Preparation for Writing
When preparing to write something, getting ready includes a few very important steps.
Understand the Assignment
A surprising number of students skip this step, even though it is one of the most important in the assignment.
Some teachers, in order to make students understand this, give students a long test. At the very beginning, the instructions read:
Read all of the problem instructions before taking the test.
Follow the instructions that you find.
The test then has perhaps 30 or 40 problems. Some of them are very challenging, but many instruct the students to do something foolish, like to should out, "I have the answer!!!" or to jump up and down or pound on their desks.
However, the last problem on the test reads:
It is very important that you only read the instructions, but you
must not do any of the problems. You must ignore all of the other
questions on this test. Just sit quietly in your seat, and enjoy
watching the other students until the teacher ends the test.
The students who follow the instructions find the last problem and get a perfect score simply by doing nothing. Most students, however, fail to follow the instructions to read everything before starting, and fail the test after working hard and acting foolishly.
I considered giving you this test, but I decided not to waste class time on it. I simply hope that you will listen to my warnings in class, read this chapter, and then remember to read all the instructions—and of course, then follow them carefully!
Something that students usually fail to do is to schedule their work properly.
Creating a work schedule for all of your classes and homework is a valuable tool for succeeding in college and elsewhere. Create a daily schedule to show what you will do, from eating and travelling to resting and playing. Most importantly, however, you must schedule your schoolwork.
Schedule realistically: understand that you get tired after a while, and that you need rest breaks—but that if you don't control the rest breaks, they become too long and stop you from working.
Question: your teacher gives you an assignment on Monday; the due date is one week later, the following Monday. You begin working:
- The next day
- Early Saturday
- 11:00 pm Sunday evening
- 30 minutes before class starts on Monday
Hopefully, you did not answer "e" or "f." However, even "c" or "d" is too late—even though most students usually start then.
You MUST begin early, not just because it's the "right" thing to do, but because you need (1) time to do the work, (2) time to check the work, and (3) time to revise your work.
Most students just do step (1), and think, "Oh, the teacher will check the work for me." Nope: the teacher will point out your error and give you a bad grade. Remember, all your drafts are part of the grade, not just the final product!
In the example above, if the teacher gives you the work on Monday for the following Monday, here is a good example of a schedule:
- Monday evening: take 15-20 min. to review the assignment and plan.
- Tuesday: try writing at least on full part of the assignment, if not the whole thing; for example, if an essay, write at least one body paragraph.
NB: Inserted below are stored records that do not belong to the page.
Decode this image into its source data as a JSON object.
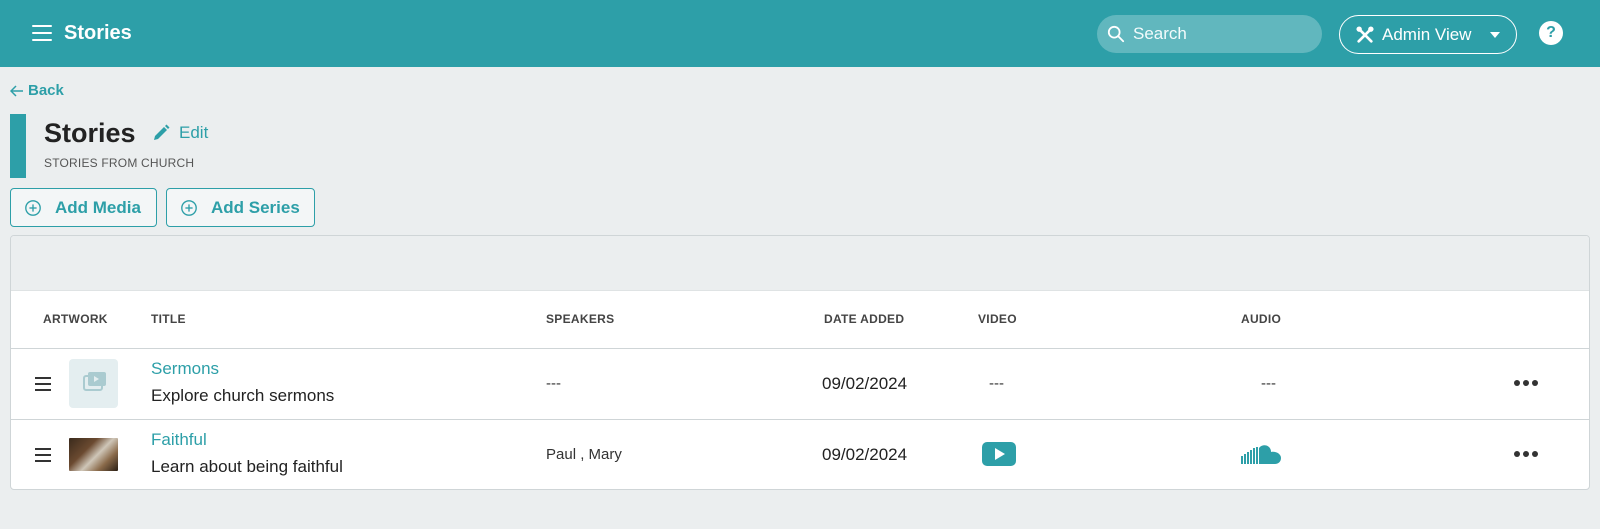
{
  "header": {
    "app_title": "Stories",
    "search_placeholder": "Search",
    "admin_label": "Admin View",
    "help_label": "?"
  },
  "nav": {
    "back_label": "Back"
  },
  "page": {
    "title": "Stories",
    "edit_label": "Edit",
    "subtitle": "STORIES FROM CHURCH"
  },
  "actions": {
    "add_media": "Add Media",
    "add_series": "Add Series"
  },
  "table": {
    "columns": [
      "ARTWORK",
      "TITLE",
      "SPEAKERS",
      "DATE ADDED",
      "VIDEO",
      "AUDIO"
    ],
    "rows": [
      {
        "title": "Sermons",
        "description": "Explore church sermons",
        "speakers": "---",
        "date_added": "09/02/2024",
        "video": "---",
        "audio": "---",
        "artwork": "series-placeholder-icon"
      },
      {
        "title": "Faithful",
        "description": "Learn about being faithful",
        "speakers": "Paul , Mary",
        "date_added": "09/02/2024",
        "video": "play-icon",
        "audio": "soundcloud-icon",
        "artwork": "photo-thumbnail"
      }
    ]
  },
  "colors": {
    "accent": "#2d9fa8",
    "background": "#ebeeef"
  }
}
It helps to get started quickly, but you might avoid this if you think 100% of the work is required that day.
- Wednesday through Friday: try finishing the rest of the assignment, possibly scheduling one part for each day.
- Saturday: After finishing: read, review, revise;
- Sunday: Edit, proofread;
- Monday, before class: clean up the writing.
Note: find out what times you get sleepy most easily (e.g., after eating, in the early morning, etc.) and avoid scheduling study for these times!
If you use this kind of scheduling, you can work much more smoothly, and produce better-quality writing!
Finding the Right Environment
Tools: Make sure you have all the tools you need: the instructions, textbooks, reference materials, computer software, internet connection, and so forth. If your process requires paper, pens, pencils, erasers and such, make sure you have them.
The right place: find a quiet place without distractions. Some place with the right lighting to help you work best. It should not be too warm or else you may fall asleep.
Plan for breaks: Avoid having video games available, and avoid using social media during breaks; either of these will cause your breaks to run too long! Plan short walks, exercise, going to get drinks or (small!) snacks—but only activities that you will want to do for a short period of time. Remember, a break does not mean "having fun"; it means to refresh your mind and body between study periods.
Prevent Interruptions: mute or turn off your cell phone. Close social networking programs. Make sure you have a drink like cola or coffee if you need it. Go to the restroom before you begin.
Be serious: remember, this is not some annoying "fake" work; studying and doing your assignments are serious! Treat them that way!